The present MATLAB model allows one to “perform” a range of experiments incorporating a full array of options without having to spend months or even years studying either animals or humans in the laboratory to assess the effect of either retinal defocus, a key myopigenic factor, or anti-myopic drug agents, with both being critical to the present and future treatment of human myopia. Based on these model findings, drug treatment for human myopia could be initiated. Such novel clinical treatment notions date back at least 25 years (see Ong and Ciuffreda, 1997, for a review), and only now begin to approach reality.

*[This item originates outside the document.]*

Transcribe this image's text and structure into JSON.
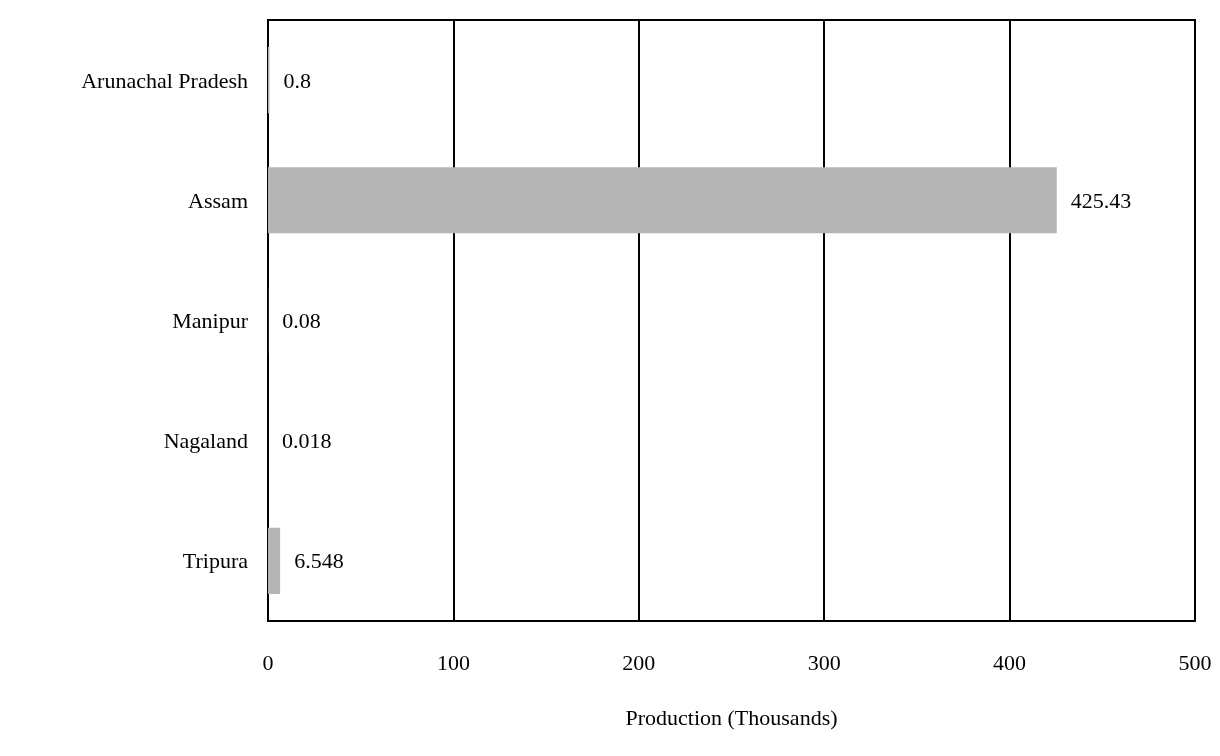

While either direct injections into the posterior sclera of the eye would have obvious problems especially in young children, such as causing pain and fright, the use of a nightly applied topical agent in the form of an eye drop or cream, or a more diffuse oral dosage, would be more acceptable, assuming it can reach the targeted scleral region without too much diffusion. This would be accompanied with frequent vision examinations, which would include A-scan ultrasound to assess axial length of the eye, objective measurement of refractive error and accommodative responsivity, and perhaps even a blood sample to quantify the level of the treatment drug and the biochemical status of the marker collagen in the body and sclera.
Over the past two decades, researchers have developed a more comprehensive and detailed understanding of the importance of retinal defocus in the emmetropization process (Hung et al., 1995; Smith and Hung, 2000), as well as its localized nature (Wildsoet and Pettigrew, 1988). Expanded research into the biomechanical properties and constituency of the sclera, including modulators of proteoglycan synthesis (Rada et al., 2000) will lead to further improvements in theories and models of ocular growth.
Emmetropization now appears to be governed by a relatively simple mechanism, which has been described by our newly proposed Incremental Retinal-Defocus Theory (Hung and Ciuffreda, 2000a; Hung and Ciuffreda, 2000b; Hung and Ciuffreda, 2000c). Thus, this unifying theory provides an understanding of the basic underlying retinal mechanism for detecting blur magnitude, and furthermore explains how the neurochemical signal is processed to modulate the rate of eye growth, and in turn the resultant development of axial myopia.
A homeomorphic biomechanical Matlab model was developed to simulate these processes. The simulation results show a more oblate shape for myopic defocus, and a more prolate shape with hyperopic defocus, which is consistent with human laboratory imaging findings (Singh et al., 2006). In addition, the intoduction of specific neurochemicals could be demonstrated to modulate the genetically-driven aspect of ocular growth. This has far reaching clinical implications in human myopia control.
Thus, the model is able to provide responses to a variety of stimulus conditions, some of which have not yet been performed experimentally. This provides a basis for experimental tests to verify and further refine the model. Overall, this Matlab model can serve as a unified foundation for continued exploration into the underlying mechanism of human myopia development.